I also caught a few of these jigging this summer in 40 - 60 ft. of water, never have before tho' - The ones we caught were 9-12 in. - Don't they catch bigger Sable fish at Swiftsure Bank , pretty sure I'v seen 8-10 lber's come in at Renny. Are they also known as Tommy Cod?

They are also known as Blackcod when smoked commercially. Smoked Alaska Blackcod was very common in grocery stores and restaurants when I was a kid. I guess the Japanese pay so much for it now that it is all sold for export.
 
100% juvenile Sablefish as mentioned by others. An uncommon but not unheard of catch off the west coast, back in the day I caught lots in Quatsino, including once actually getting one on a surface trolled bucktail targeting northern coho! We also used to get them in prawn traps sometimes.

Good halibut and lingcod bait if they are too small to smoke!
 
In keeping with Google is your friend. A quick glance tells me the term Black Cod is applied to multiple species, so perhaps although they look similar, we weren't actually catching sablefish.

Both are often used to describe the sablefish....which is the correct name. "Alaskan Black cod" or "black cod" or "smoked black cod are often referring to the same fish. I have read and heard a few different times that black cod was the culinary name given to sablefish when smoked...but largely culinary centric and adopted as a more common name for sable. If that makes sense?
 
No need to export them for Big Dough they're bringing high prices right here @ home you'll easily pay $30+/plate downtown.
 
Well I guess you might see them on the menu in high end restaurants, but I haven't seen smoked Alaska Black Cod in a local supermarket in over 25 years. I recall eating it fairly regularly when I was a child in everyday family restaurants or at home from the local Safeway.

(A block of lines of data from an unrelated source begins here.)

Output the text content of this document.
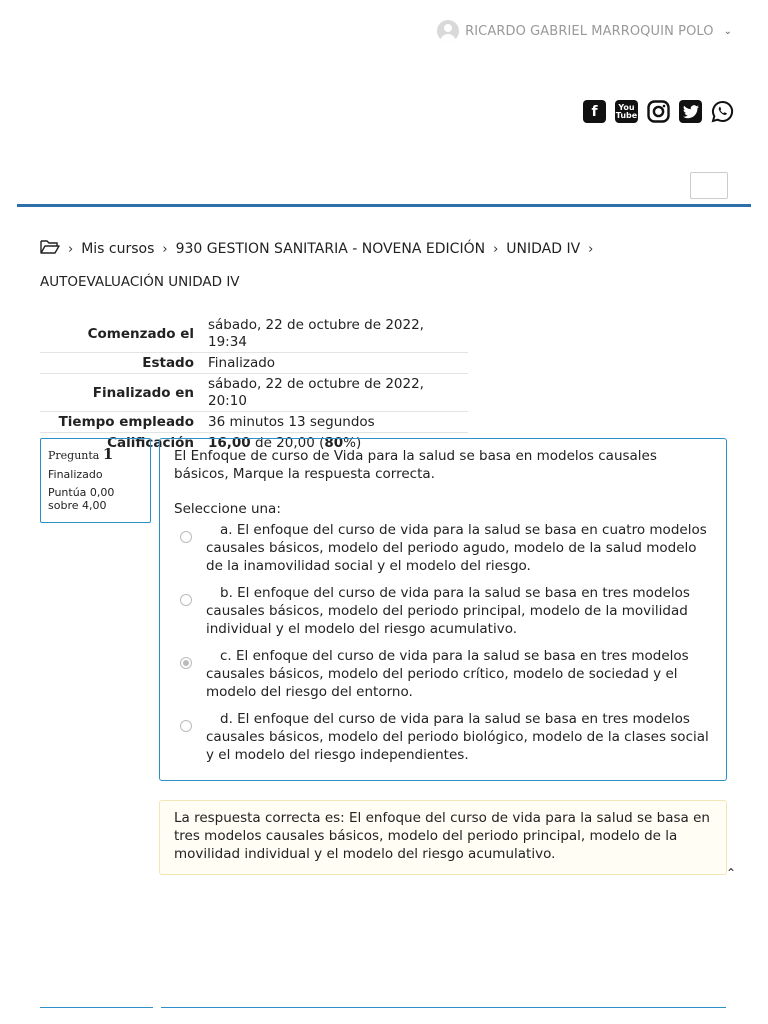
RICARDO GABRIEL MARROQUIN POLO ⌄
f	You
Tube
› Mis cursos › 930 GESTION SANITARIA - NOVENA EDICIÓN › UNIDAD IV ›
AUTOEVALUACIÓN UNIDAD IV
Comenzado el	sábado, 22 de octubre de 2022, 19:34
Estado	Finalizado
Finalizado en	sábado, 22 de octubre de 2022, 20:10
Tiempo empleado	36 minutos 13 segundos
Calificación	16,00 de 20,00 (80%)
Pregunta 1
Finalizado
Puntúa 0,00 sobre 4,00
El Enfoque de curso de Vida para la salud se basa en modelos causales básicos, Marque la respuesta correcta.
Seleccione una:
a. El enfoque del curso de vida para la salud se basa en cuatro modelos causales básicos, modelo del periodo agudo, modelo de la salud modelo de la inamovilidad social y el modelo del riesgo.
b. El enfoque del curso de vida para la salud se basa en tres modelos causales básicos, modelo del periodo principal, modelo de la movilidad individual y el modelo del riesgo acumulativo.
c. El enfoque del curso de vida para la salud se basa en tres modelos causales básicos, modelo del periodo crítico, modelo de sociedad y el modelo del riesgo del entorno.
d. El enfoque del curso de vida para la salud se basa en tres modelos causales básicos, modelo del periodo biológico, modelo de la clases social y el modelo del riesgo independientes.
La respuesta correcta es: El enfoque del curso de vida para la salud se basa en tres modelos causales básicos, modelo del periodo principal, modelo de la movilidad individual y el modelo del riesgo acumulativo.
⌃
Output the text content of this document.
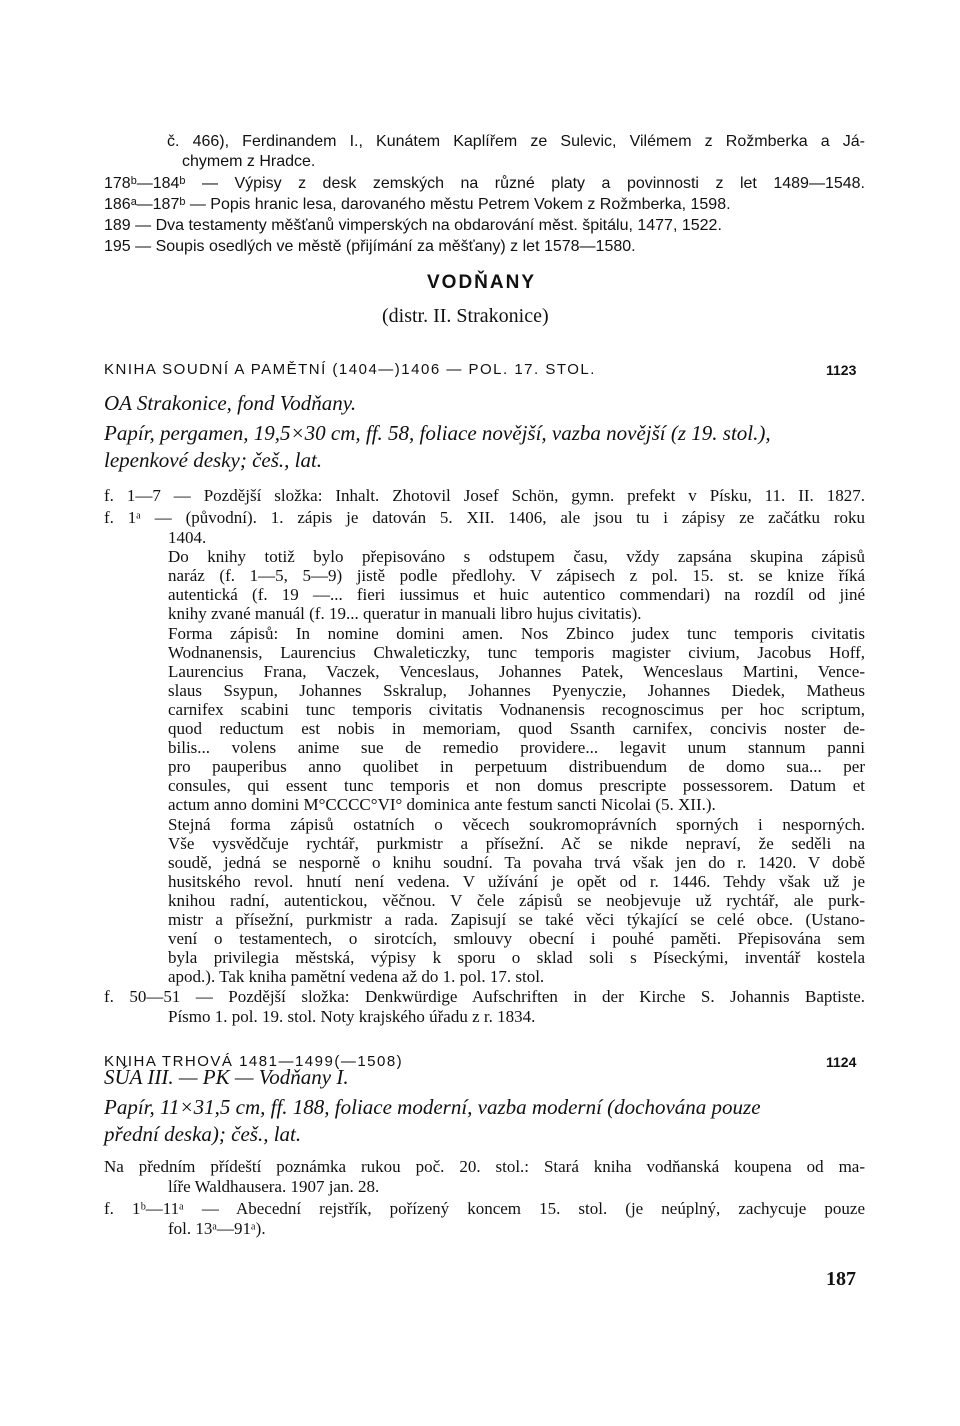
č. 466), Ferdinandem I., Kunátem Kaplířem ze Sulevic, Vilémem z Rožmberka a Já-
chymem z Hradce.
178ᵇ—184ᵇ — Výpisy z desk zemských na různé platy a povinnosti z let 1489—1548.
186ᵃ—187ᵇ — Popis hranic lesa, darovaného městu Petrem Vokem z Rožmberka, 1598.
189 — Dva testamenty měšťanů vimperských na obdarování měst. špitálu, 1477, 1522.
195 — Soupis osedlých ve městě (přijímání za měšťany) z let 1578—1580.
VODŇANY
(distr. II. Strakonice)
KNIHA SOUDNÍ A PAMĚTNÍ (1404—)1406 — POL. 17. STOL.	1123
OA Strakonice, fond Vodňany.
Papír, pergamen, 19,5×30 cm, ff. 58, foliace novější, vazba novější (z 19. stol.),
lepenkové desky; češ., lat.
f. 1—7 — Pozdější složka: Inhalt. Zhotovil Josef Schön, gymn. prefekt v Písku, 11. II. 1827.
f. 1ᵃ — (původní). 1. zápis je datován 5. XII. 1406, ale jsou tu i zápisy ze začátku roku
1404.
Do knihy totiž bylo přepisováno s odstupem času, vždy zapsána skupina zápisů
naráz (f. 1—5, 5—9) jistě podle předlohy. V zápisech z pol. 15. st. se knize říká
autentická (f. 19 —... fieri iussimus et huic autentico commendari) na rozdíl od jiné
knihy zvané manuál (f. 19... queratur in manuali libro hujus civitatis).
Forma zápisů: In nomine domini amen. Nos Zbinco judex tunc temporis civitatis
Wodnanensis, Laurencius Chwaleticzky, tunc temporis magister civium, Jacobus Hoff,
Laurencius Frana, Vaczek, Venceslaus, Johannes Patek, Wenceslaus Martini, Vence-
slaus Ssypun, Johannes Sskralup, Johannes Pyenyczie, Johannes Diedek, Matheus
carnifex scabini tunc temporis civitatis Vodnanensis recognoscimus per hoc scriptum,
quod reductum est nobis in memoriam, quod Ssanth carnifex, concivis noster de-
bilis... volens anime sue de remedio providere... legavit unum stannum panni
pro pauperibus anno quolibet in perpetuum distribuendum de domo sua... per
consules, qui essent tunc temporis et non domus prescripte possessorem. Datum et
actum anno domini M°CCCC°VI° dominica ante festum sancti Nicolai (5. XII.).
Stejná forma zápisů ostatních o věcech soukromoprávních sporných i nesporných.
Vše vysvědčuje rychtář, purkmistr a přísežní. Ač se nikde nepraví, že seděli na
soudě, jedná se nesporně o knihu soudní. Ta povaha trvá však jen do r. 1420. V době
husitského revol. hnutí není vedena. V užívání je opět od r. 1446. Tehdy však už je
knihou radní, autentickou, věčnou. V čele zápisů se neobjevuje už rychtář, ale purk-
mistr a přísežní, purkmistr a rada. Zapisují se také věci týkající se celé obce. (Ustano-
vení o testamentech, o sirotcích, smlouvy obecní i pouhé paměti. Přepisována sem
byla privilegia městská, výpisy k sporu o sklad soli s Píseckými, inventář kostela
apod.). Tak kniha pamětní vedena až do 1. pol. 17. stol.
f. 50—51 — Pozdější složka: Denkwürdige Aufschriften in der Kirche S. Johannis Baptiste.
Písmo 1. pol. 19. stol. Noty krajského úřadu z r. 1834.
KNIHA TRHOVÁ 1481—1499(—1508)	1124
SÚA III. — PK — Vodňany I.
Papír, 11×31,5 cm, ff. 188, foliace moderní, vazba moderní (dochována pouze
přední deska); češ., lat.
Na předním přídeští poznámka rukou poč. 20. stol.: Stará kniha vodňanská koupena od ma-
líře Waldhausera. 1907 jan. 28.
f. 1ᵇ—11ᵃ — Abecední rejstřík, pořízený koncem 15. stol. (je neúplný, zachycuje pouze
fol. 13ᵃ—91ᵃ).
187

That's why I was so happy to catch them on northern Vancouver Island and to get to smoke some up for myself. One of the best fish for smoking by far.
 
Well I guess you might see them on the menu in high end restaurants, but I haven't seen smoked Alaska Black Cod in a local supermarket in over 25 years. .

Still see it in fish stores and on menus with the "Smoked Alaskan" name on it. I prefer sablefish not smoked as I have found quite often it is a bit too smoky for my palate.

Hands down my favourite west coast fish by a landslide though.

To quote a buddy who owns a fish processing business in Tofino....."sablefish is the new gold".
 
they've had fresh sablefish in chinatown the last 2 times I was there (yesterday) and they were a pretty decent price, can't remember exactly but it was under $10 lb gutted head off.
 
Yes, Smoked Black Cod! Mom used to boil it up when i was a twerp in the 60's - Good stuff!! Yum-Yum!!